The Indian markets continued to trade below the dotted line during the previous two hours of trade. Stocks from the auto space continued to lead the pack of losers with the BSE-Auto Index trading lower by 2.3%. It was followed by stocks from the realty, banking and capital goods spaces as the BSE-Realty, BSE-Bankex and the BSE-Capital Goods indices were trading lower by about 0.5% to 1%. On the overall BSE, the decline to advance ratio is poised at 1.2 to 1.
The BSE-Sensex is trading lower by around 60 points (down 0.4%), while the NSE-Nifty is down by about 17 points (down 0.3%). Stocks from the small cap stocks and midcap spaces are also seeing some pressure as the BSE-Midcap and BSE-Smallcap indices are trading lower by 0.4% and 0.1% respectively. The rupee is trading at 46.86 to the US dollar.

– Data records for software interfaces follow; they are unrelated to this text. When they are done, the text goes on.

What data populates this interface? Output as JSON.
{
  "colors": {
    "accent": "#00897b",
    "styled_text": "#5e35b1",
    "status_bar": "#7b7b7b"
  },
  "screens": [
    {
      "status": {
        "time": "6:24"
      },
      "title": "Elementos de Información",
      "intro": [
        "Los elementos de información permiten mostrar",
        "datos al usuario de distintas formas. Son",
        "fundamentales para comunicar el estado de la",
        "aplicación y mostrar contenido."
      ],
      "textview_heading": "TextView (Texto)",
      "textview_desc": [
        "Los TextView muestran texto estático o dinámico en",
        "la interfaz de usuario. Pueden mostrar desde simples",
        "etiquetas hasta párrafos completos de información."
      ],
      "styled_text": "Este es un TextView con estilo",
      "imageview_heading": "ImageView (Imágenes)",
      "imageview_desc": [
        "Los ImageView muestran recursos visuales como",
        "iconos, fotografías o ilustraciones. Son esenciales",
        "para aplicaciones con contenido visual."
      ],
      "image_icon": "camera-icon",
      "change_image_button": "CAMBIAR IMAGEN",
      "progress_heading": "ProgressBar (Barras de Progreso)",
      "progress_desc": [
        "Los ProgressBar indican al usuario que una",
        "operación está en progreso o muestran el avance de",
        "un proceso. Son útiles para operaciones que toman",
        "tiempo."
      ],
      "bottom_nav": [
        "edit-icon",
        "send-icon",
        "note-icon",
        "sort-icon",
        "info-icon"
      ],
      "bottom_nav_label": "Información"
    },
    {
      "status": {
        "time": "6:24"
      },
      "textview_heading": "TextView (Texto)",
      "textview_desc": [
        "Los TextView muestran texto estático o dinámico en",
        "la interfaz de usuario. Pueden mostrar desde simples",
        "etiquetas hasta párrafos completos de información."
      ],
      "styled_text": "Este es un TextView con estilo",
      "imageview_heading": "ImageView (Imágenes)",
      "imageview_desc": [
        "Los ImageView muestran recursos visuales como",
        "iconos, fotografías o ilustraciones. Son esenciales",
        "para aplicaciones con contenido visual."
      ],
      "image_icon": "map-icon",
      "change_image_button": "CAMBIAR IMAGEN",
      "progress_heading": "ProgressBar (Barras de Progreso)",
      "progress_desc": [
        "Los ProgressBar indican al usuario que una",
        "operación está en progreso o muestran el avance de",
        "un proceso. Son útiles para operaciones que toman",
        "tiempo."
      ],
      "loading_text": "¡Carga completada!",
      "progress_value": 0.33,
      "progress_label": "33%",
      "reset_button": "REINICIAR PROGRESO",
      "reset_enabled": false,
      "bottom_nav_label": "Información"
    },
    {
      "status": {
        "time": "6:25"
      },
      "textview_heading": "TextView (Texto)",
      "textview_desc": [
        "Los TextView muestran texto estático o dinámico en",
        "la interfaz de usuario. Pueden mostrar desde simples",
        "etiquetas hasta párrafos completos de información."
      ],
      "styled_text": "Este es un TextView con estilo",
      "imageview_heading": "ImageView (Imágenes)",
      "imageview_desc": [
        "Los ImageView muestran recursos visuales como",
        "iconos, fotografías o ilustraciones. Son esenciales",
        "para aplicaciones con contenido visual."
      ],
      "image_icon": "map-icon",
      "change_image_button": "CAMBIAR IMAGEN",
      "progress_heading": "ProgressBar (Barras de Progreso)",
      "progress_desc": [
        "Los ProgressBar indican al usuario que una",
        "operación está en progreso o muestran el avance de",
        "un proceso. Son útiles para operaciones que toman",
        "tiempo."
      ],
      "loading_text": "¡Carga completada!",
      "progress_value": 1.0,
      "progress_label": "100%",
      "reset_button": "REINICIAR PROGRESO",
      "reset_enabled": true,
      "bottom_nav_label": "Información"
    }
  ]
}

Auto stocks are currently trading weak led by Maruti Suzuki and Hero Honda. Weakness in Maruti is on the back of the company reporting a decline in profits for the quarter ended June 2010. This was despite a healthy 27% YoY increase in revenues. The growth in revenues was on the back of a 25% YoY increase in volumes. While domestic sales (about 84% of total volumes) rose by 23% YoY, exports increased by faster 38% YoY. Within the domestic market, the company's A3 (SX4, Dzire), C (Omni, Versa) and A2 (Alto, Wagon-R, etc) categories reported volumes increases of 45% YoY, 51% YoY and 16% YoY respectively. It may be noted that the A2 segment forms about 70% of the domestic volumes of the company.
Maruti Suzuki took a beating at the operating level as operating profits were flat during the quarter. Operating margins contracted by a sharp 2.6% YoY during the quarter and stood at 9.6%. The decline in margins was on account of higher raw material costs and royalty expenses. During the quarter, the company paid an additional royalty of Rs 1.9 bn, which includes about Rs 652 m for the December 2009 to March 2010 period. This basically means that the company had to pay royalty expenses with a retrospective effect. Apart from a poor operating performance, lower other income and higher depreciation charges led to a 20% YoY decline in profits. This is the first drop in profits in the previous five quarters.
Realty stocks are trading down with JP Associates and HDIL as the biggest losers. As per a leading financial daily, DLF is buying out the stake of its partner, Limitless Group, in the 50:50 joint venture to make Bidadi Knowledge City in Karnataka. The transaction is estimated at Rs 2 bn. The Bidadi project was to come up in an area of 9,178 acres and was expected to generate around Rs 500 bn as per DLF's estimates in 2007. However, it should be born in mind that this valuation was given before the financial crisis stuck; affecting real estate valuation and shortly after DLF was listed. The project which still has not taken off was to have office complexes, shopping malls and entertainment space. Besides this, the project was to have housing facility for 700,000 people. The work was to start in the first half of 2008 and get completed by 2016.
However, DLF is purchasing Limitless' equity in the JV at a price lower to what Limitless had paid. This is because the JV was not able to secure the land and Limitless' parent company, Dubai World is restructuring its businesses, in particular, Limitless' real estate assets. Another possible reason for Limitless' exit could be the three-year lock-in clause for foreign investment in real estate sector. Foreign direct investment (FDI) norms do not allow repatriation of original investment up to three years from the time of minimum capitalization of realty projects. But foreign investors have a window of exit before the lock-in period ends if the Foreign Investment Promotion Board (FIPB) allows it.